Friday, August 4, 2017

Baby Driver

Coerced to a life of crime, getaway driver Baby (Ansel Elgort) awaits the day when he no longer needs to go against the law. This wish of his further intensifies as he meets Debora (Lily James), a diner waitress who becomes his source of inspiration. A childhood accident has left him with a severe case of tinnitus, which he deals with by virtue of never-ending music through his earbuds. He also has a knack for creating mix tapes from various bits of conversations that he secretly records. When his criminal mastermind boss Doc (Kevin Spacey) does not keep his end of the bargain and forces him to perform more illegal activities for him, he must come to a tough decision. Should he keep up his life of crime to protect his loved ones from the likes of his criminal colleagues Buddy (Jon Hamm) and Bats (Jamie Foxx)? Or should they make a run for it? The question is, just how fast and far can he actually drive?

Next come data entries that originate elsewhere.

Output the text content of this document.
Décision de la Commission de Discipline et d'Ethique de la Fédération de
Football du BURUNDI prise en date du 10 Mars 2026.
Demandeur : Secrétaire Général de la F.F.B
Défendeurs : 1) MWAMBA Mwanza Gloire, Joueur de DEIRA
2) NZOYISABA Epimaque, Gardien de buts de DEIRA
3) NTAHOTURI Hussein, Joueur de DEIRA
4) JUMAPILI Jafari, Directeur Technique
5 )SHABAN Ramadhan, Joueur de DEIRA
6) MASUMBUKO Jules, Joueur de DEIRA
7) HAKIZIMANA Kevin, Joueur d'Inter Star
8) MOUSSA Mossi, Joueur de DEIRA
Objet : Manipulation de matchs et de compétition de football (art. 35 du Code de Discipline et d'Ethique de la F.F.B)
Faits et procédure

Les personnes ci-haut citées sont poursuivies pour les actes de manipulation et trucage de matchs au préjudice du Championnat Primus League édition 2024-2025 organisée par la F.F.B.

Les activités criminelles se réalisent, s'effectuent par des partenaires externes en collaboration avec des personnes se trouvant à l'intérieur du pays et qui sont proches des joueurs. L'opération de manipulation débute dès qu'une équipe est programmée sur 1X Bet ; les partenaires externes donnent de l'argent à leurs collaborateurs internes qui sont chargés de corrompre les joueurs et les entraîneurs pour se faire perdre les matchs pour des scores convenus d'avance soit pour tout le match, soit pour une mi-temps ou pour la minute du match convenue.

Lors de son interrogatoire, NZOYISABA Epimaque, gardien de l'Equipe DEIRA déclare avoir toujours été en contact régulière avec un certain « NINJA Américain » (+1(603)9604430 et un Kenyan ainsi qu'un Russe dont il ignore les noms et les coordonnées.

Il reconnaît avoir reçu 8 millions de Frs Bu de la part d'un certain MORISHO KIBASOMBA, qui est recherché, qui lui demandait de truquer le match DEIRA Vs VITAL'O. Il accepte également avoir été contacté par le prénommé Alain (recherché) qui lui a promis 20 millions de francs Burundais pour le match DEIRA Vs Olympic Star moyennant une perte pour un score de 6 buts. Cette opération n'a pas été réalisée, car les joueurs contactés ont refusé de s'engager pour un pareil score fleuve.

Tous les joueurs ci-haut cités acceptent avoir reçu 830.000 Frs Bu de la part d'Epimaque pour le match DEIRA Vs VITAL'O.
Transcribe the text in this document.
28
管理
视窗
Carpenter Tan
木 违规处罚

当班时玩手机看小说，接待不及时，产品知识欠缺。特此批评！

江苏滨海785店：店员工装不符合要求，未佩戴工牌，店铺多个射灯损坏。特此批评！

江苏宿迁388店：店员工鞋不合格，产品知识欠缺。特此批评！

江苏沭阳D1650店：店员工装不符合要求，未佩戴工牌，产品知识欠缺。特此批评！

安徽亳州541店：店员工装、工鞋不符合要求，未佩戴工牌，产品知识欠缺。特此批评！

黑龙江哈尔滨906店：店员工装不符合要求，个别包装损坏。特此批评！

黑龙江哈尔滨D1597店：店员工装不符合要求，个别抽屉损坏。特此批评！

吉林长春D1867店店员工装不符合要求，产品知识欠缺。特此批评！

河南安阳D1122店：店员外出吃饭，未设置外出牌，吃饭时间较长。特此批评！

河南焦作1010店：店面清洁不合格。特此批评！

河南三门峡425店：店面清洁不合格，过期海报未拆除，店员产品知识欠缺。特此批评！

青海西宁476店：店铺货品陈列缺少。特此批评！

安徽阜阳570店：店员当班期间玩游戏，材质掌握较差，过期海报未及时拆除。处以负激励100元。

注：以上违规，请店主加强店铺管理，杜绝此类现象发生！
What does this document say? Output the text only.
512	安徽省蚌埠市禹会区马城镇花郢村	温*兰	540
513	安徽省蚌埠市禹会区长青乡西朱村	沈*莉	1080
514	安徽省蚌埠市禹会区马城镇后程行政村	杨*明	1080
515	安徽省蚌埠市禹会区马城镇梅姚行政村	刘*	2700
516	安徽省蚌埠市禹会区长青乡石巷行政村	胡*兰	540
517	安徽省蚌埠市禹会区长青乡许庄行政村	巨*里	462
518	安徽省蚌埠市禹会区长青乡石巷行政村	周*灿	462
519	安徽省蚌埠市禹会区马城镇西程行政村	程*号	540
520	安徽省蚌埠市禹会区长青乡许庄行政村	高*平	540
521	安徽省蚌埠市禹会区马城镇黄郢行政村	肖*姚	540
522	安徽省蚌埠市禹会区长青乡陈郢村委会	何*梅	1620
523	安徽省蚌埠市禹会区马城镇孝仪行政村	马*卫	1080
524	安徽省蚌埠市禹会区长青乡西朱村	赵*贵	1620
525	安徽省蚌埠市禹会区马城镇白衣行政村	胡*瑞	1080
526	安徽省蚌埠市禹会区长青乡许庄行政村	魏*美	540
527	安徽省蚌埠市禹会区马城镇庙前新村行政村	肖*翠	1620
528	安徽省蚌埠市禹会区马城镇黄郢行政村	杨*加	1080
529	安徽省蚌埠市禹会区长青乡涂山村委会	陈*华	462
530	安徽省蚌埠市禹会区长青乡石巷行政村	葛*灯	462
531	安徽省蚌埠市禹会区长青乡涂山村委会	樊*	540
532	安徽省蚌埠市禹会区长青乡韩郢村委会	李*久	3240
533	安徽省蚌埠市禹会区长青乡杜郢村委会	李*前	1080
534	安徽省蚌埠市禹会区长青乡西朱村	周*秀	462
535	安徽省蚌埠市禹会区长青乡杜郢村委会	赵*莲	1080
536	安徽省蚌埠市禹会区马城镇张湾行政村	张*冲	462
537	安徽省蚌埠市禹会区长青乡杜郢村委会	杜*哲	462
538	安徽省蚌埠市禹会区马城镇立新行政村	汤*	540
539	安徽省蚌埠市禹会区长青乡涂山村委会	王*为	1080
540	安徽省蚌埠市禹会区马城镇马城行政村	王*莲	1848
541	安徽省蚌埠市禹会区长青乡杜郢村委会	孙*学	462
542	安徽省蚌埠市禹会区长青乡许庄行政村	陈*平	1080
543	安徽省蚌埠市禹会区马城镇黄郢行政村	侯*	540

If you thought that opening sequence was cool, then you are in for a wonderful surprise because it acts more like a teaser for what else is to come. This film is simply awesome. There aren’t too many of this kind that provide you with this unique brand of audiovisual experience. A personal favorite is that scene where we first see him get coffee for his gang. Seeing his movements so in sync with the beat of the soundtrack while at the same time getting flashes of the song lyrics subtly blending in with the street environment is plain genius. It feels like an extended music video meant to share a more complicated narrative, or a musical that substitutes song and dance with rhythm and crisp body movement.

Elgort is perhaps the best choice for the lead role. True enough, his boyish features perfectly match the pseudo innocence required of the character. While the backstory runs quite thin, at least the inner struggle is made palpable thanks to the believable acting. In the end, sympathizing with Baby is not that hard a feat. You actually root for him, maybe for the mere reason that he is the only speck of light left in the rather dark underworld he is operating in. Does this excuse all the illegal acts he has committed? Obviously not, but at least there is a clear redemption angle just lurking along the sidelines. Besides, who doesn’t really want to support a reformed protagonist, right?

The soundtrack is just as incredible as the finished product. Most of the new scenes are introduced by some retro rhythm and a distinct beat. The artsy convergence of music, movement, and visuals just tickles your fancy each time. This is one of those movies that you wouldn’t mind viewing over and over again. In fact, it might be a necessity eventually if only to better appreciate the efforts of the people responsible for stringing all those elements together in such a fluid manner to come up with this masterpiece. If you are keen on details, a second viewing will also satisfy your curiosity in terms of what you missed the first time around. As far as aesthetics is concerned, this film is a sure winner.

The screenplay is not devoid of violence, but the good thing is that they do not go full gory. The car chase scenes might appear too contrived, yet the way they were filmed just makes your jaw drop. This is a story about driving, after all. But the cars don’t just crash and burn, they groove to the beat! As for Baby himself, he can be interpreted as a metaphor too, or better yet, a personification of how to deal with hardships in life through the power of music. Come to think of it, this is also just an exaggerated take on the therapeutic capabilities of music and its beneficial effects on daily routine. Or maybe not. This is a heist movie, really!

The success of your heist is only as good as your getaway driver. Keep that in mind the next time you try to rob a bank. In Baby Driver we get yet another romanticized take on the thug life. The film is no Bonnie & Clyde, but it’s that pair that easily comes to mind when you try to think of something similar. We’re just glad that instead of the heavy display of violence and risky car chase scenes, it’s actually the personal struggle that is highlighted as a source of conflict, turning the former into an entertaining audiovisual spectacle instead. What you get is a good blend of both, and you simply end up appreciating the artistic touch.